Towne East Square is an enclosed, two-story shopping mall located in the eastern section of Wichita, Kansas, United States.

==Overview==
Towne East Square has 122 stores and restaurants in 1,145,360 sqft of gross leasable area. The anchor stores are Dillard's, Round One Entertainment, JCPenney, Von Maur, and Scheels. In summer 2019, a Round One Entertainment complex started construction in the former J.M. McDonald/Service Merchandise/Stein Mart/Steve & Barry's/Mattress Hub Superstore/Wright Career College/Glow Golf space. It was later confirmed that the Round One Entertainment Complex was slated to open in 2020. It was intended to open on July 1, 2020, but due to the COVID-19 pandemic in Kansas, the store officially opened on July 18, 2020.

The area around the mall was changed heavily in recent years as several businesses and hotels were demolished for the expansion and addition of a flyover on Highways 54/400 (locally signed Kellogg). Simon has purchased much of the vacated land for redevelopment.

==History==
The mall was first planned in 1972 as Kellogg Mall, but was later changed to Towne East Square. Construction began in 1973, and officially opened on August 14, 1975, and was the first large, modern, multi-level enclosed mall in Wichita. The original anchors were JCPenney, Dillard's, Henry's, Sears (which opened soon after the mall opened), and J.M. McDonald.

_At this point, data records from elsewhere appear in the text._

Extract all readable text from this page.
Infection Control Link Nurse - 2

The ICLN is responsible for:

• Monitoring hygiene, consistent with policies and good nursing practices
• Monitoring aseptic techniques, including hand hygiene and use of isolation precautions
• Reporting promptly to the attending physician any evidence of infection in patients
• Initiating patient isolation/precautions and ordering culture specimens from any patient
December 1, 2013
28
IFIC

J.M. McDonald liquidated in 1983 as part of parent company Wickes filing for bankruptcy, and was replaced by Service Merchandise around 1985.

In 1992, Henry's closed and stayed abandoned for eight years until it was demolished in 2000 to make room for Von Maur. That store would open two years later on August 3, 2002. Meanwhile, Service Merchandise closed in 1998 due to low sales, and was taken up by Stein Mart in 1999.

Stein Mart had financial troubles and closed in 2002. The store was later bought by Steve & Barry's around the mid-2000s, and liquidated in late 2008, following Steve and Barry's bankruptcy. In late 2008, Towne East Square received a renovation to give it more of an upscale look, including escalator movements. During the summer of 2009, Mattress Hub expanded their store at the mall into the former Steve and Barry's space, and moved in mid-2010 for Wright Career College, which opened in 2011.

A BJ's Restaurants opened outside the mall on July 16, 2012. On September 17 of the same year, Longhorn Steakhouse would open in the surrounding area.

Wright Career College later went bankrupt on April 16, 2016; Glow Golf later replaced Wright Career College on April 29, 2017, after moving from Reflection Ridge Plaza on the west side of Wichita. In 2018, Sears announced they would be closing 80 stores, including this one, which would close in March 2019. Glow Golf Wichita then announced on Facebook that they would be closing. Round One Entertainment later took up the space on July 18, 2020, causing four other businesses at the mall to move elsewhere in order to accommodate the tenant expansion.

Meanwhile, on December 28, 2018, it was announced that Sears would be closing as part of a plan to close 80 stores nationwide. The store closed in March 2019.

Scheels was confirmed on July 14, 2021, to replace Sears. The store opened on July 1, 2023.

On December 14, 2021, it was announced that Towne East Square would get a major overhaul both inside and outside of the mall. This overhaul would include the entrances getting wood and glass details and new signage, outdoor seating areas would be added, and the parking lots and entryways would get new landscaping. The parking lot also would be repaved. In 2021 it was reported that the mall's second level would get updated flooring.

On March 18, 2022, at around 5:30 PM, a shooting happened inside the Towne East Square close to the ROUND1 establishment. There was one death of a 14-year-old child. Police captured two suspects, one aged 16 and the other 17. This all stemmed from an argument between the teenagers when eventually one of them pulled out a firearm and fired it five to six times.

On August 31, 2024, a little before 6:00 PM, a fight between some teenagers caused mass hysteria of a supposed shooting. There was no evidence of a shooting except for a witness saying they heard gunshots.

On August 8, 2025, at around 3:30 PM, a shooting at the Scheels anchor store caused the store to go on lockdown. Two people were severely injured following the shooting.